Yes, he could have been kidding, but what purpose would that have served? Neymar has enough power in the game that if he wants something to happen, then it could happen.
And it's highly unlikely that Neymar meant going back to Barcelona. There was an attempt to get the deal done last year but the financial package didn't appeal.
Barcelona are in a significantly worse situation now than they were then; they are struggling to scrape together £10m to pay Manchester City for Eric Garcia. They have had to negotiate a £110m salary cut with the first-team squad to meet La Liga's strict wage restrictions. And, let's not forget, Messi is free to negotiate with other teams in a month's time. The idea of not only persuading Messi to stay, but get Neymar too, is fanciful.
Which puts PSG absolutely in the box seat. Kylian Mbappe's public flirting with Real Madrid looks like it might lead him to the Santiago Bernabeu, which would free up a position, and a salary for Messi. And so what's to say all of this isn't essentially sorted already?
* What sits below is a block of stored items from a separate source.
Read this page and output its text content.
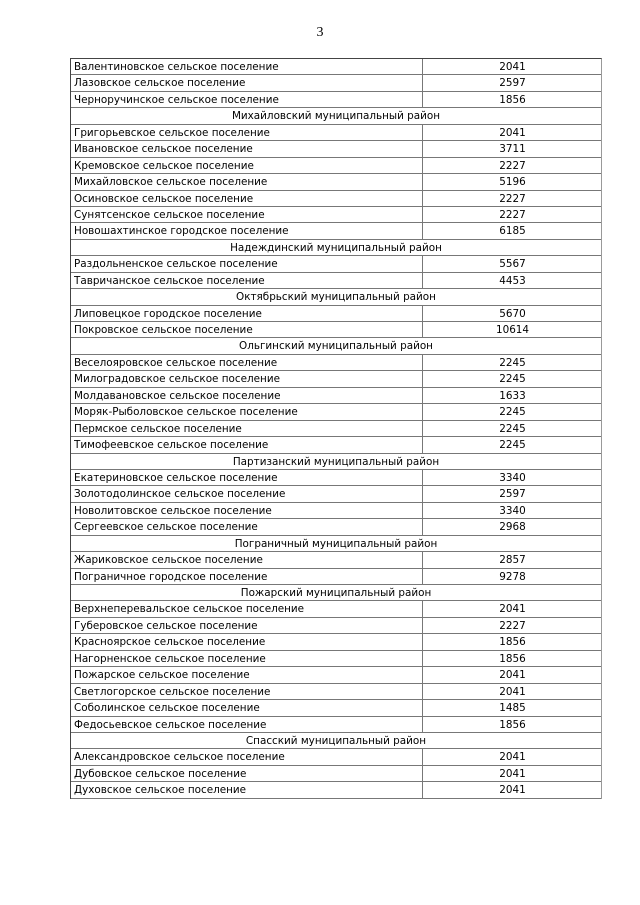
3
Валентиновское сельское поселение	2041
Лазовское сельское поселение	2597
Черноручинское сельское поселение	1856
Михайловский муниципальный район
Григорьевское сельское поселение	2041
Ивановское сельское поселение	3711
Кремовское сельское поселение	2227
Михайловское сельское поселение	5196
Осиновское сельское поселение	2227
Сунятсенское сельское поселение	2227
Новошахтинское городское поселение	6185
Надеждинский муниципальный район
Раздольненское сельское поселение	5567
Тавричанское сельское поселение	4453
Октябрьский муниципальный район
Липовецкое городское поселение	5670
Покровское сельское поселение	10614
Ольгинский муниципальный район
Веселояровское сельское поселение	2245
Милоградовское сельское поселение	2245
Молдавановское сельское поселение	1633
Моряк-Рыболовское сельское поселение	2245
Пермское сельское поселение	2245
Тимофеевское сельское поселение	2245
Партизанский муниципальный район
Екатериновское сельское поселение	3340
Золотодолинское сельское поселение	2597
Новолитовское сельское поселение	3340
Сергеевское сельское поселение	2968
Пограничный муниципальный район
Жариковское сельское поселение	2857
Пограничное городское поселение	9278
Пожарский муниципальный район
Верхнеперевальское сельское поселение	2041
Губеровское сельское поселение	2227
Красноярское сельское поселение	1856
Нагорненское сельское поселение	1856
Пожарское сельское поселение	2041
Светлогорское сельское поселение	2041
Соболинское сельское поселение	1485
Федосьевское сельское поселение	1856
Спасский муниципальный район
Александровское сельское поселение	2041
Дубовское сельское поселение	2041
Духовское сельское поселение	2041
To reiterate, Messi has sulked publicly with every other coach who has had the temerity to drop him. And it doesn't matter whether he's 33 now or not. He wants to score goals, to break records, to cement that legacy ever further. And yet being left out of these games hasn't raised much more than a murmur.
It could be said that Barcelona, and Ronald Koeman, are already making preparations to the day that Messi is no longer going to be there. The experiment with giving Antoine Griezmann more responsibility looks like it is, finally, bearing some fruit. Ousmane Dembele might be getting his act together. Pedri and Ansu Fati are a pair of brilliant 17-year-old's who represent the future.
Perhaps, despite the posturing of virtually every prospective presidential candidate that Messi is going nowhere, it no longer makes financial sense to keep him and, maybe, that realisation has been reached.
Maybe we are watching the final act of Messi at Barcelona, which seems more likely by the day.